By Vinita, based on Praying the Way Jesus Prayed
In chapter 3 of Praying the Way Jesus Prayed, Fr. Mark Link identifies types of people who especially relate to specific aspects of prayer:
Realists relate to lectio, or the reading phase of prayer.
Intellectuals relate to meditatio, or the thinking phase.
Free Spirits relate most easily to oratio, the speaking part of prayer.
Idealists relate best to contemplatio, the listening phase.
This insight is helpful because it can explain us a bit to ourselves. Some people just naturally enjoy praying aloud, whether alone or in a group. Those of us not as comfortable with that can feel somewhat inferior to those more articulate people. We also might feel out of our league around a natural intellectual, who can’t read Scripture without truly analyzing it and breaking open the meaning to the rest of us.
And what about the person who is quiet most of the time, but when she does speak—wow! We realize that we’re in the presence of wisdom. Other people seem to read ten times the books the rest of us read; we wonder how to keep up with them.
But we don’t have to “keep up.” God is waiting for us to find the place where prayer is for us the most profound and compelling.
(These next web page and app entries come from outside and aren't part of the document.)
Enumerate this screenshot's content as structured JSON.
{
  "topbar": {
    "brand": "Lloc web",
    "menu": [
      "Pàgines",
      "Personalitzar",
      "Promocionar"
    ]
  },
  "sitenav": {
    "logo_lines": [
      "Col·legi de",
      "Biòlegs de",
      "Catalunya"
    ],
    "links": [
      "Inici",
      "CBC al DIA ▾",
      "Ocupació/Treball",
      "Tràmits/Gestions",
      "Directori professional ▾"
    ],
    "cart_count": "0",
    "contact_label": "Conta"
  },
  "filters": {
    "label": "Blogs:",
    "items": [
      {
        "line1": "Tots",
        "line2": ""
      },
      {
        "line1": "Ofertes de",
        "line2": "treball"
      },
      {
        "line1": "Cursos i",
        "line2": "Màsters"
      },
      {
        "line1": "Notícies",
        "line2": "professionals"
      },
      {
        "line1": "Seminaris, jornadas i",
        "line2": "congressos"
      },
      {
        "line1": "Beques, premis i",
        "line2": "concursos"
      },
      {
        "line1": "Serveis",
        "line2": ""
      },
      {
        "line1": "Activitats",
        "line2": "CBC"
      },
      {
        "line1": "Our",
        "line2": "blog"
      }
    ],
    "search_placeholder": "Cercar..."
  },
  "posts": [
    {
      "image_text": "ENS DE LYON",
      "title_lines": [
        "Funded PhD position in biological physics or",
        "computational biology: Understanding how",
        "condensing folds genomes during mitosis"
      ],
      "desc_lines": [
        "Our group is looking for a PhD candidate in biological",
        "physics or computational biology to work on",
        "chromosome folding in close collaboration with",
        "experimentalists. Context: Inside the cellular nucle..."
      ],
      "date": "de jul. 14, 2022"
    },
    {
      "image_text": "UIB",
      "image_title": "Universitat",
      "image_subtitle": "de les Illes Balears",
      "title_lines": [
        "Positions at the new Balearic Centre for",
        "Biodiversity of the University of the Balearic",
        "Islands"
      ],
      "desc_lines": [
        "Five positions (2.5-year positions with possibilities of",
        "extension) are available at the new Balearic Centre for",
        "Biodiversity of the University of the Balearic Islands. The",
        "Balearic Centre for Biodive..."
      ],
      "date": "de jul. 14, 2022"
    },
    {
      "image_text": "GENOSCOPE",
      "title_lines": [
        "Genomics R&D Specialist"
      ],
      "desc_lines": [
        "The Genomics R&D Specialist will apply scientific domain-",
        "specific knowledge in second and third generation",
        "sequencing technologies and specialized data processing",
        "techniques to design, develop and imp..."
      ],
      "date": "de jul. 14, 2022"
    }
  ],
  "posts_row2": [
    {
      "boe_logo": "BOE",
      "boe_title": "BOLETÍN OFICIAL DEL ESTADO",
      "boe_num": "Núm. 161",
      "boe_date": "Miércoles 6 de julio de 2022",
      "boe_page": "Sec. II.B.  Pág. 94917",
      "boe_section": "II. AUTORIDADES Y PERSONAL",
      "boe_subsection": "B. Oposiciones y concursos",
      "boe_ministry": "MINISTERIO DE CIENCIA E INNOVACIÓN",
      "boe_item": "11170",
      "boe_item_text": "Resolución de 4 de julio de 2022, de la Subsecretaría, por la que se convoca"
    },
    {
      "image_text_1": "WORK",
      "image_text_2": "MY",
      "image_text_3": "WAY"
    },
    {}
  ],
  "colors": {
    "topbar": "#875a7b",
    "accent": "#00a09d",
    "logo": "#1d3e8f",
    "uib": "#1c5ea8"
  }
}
These tendencies of ours are gifts to be valued and used. Of course it’s important to work with the forms of prayer that don’t come so naturally. But God has appointed some of us bookworms, others to stare off into space, others to articulate meaning, and still others to speak out.
See how much we need one another! See how many ways the Holy Spirit moves among us!
Identify the aspect of prayer that comes to you most naturally: reading, thinking, speaking, or listening. Then plan regular times for that very thing over the next several days. During those prayer times, thank God for how you have been gifted to pray. And use that gift with enthusiasm.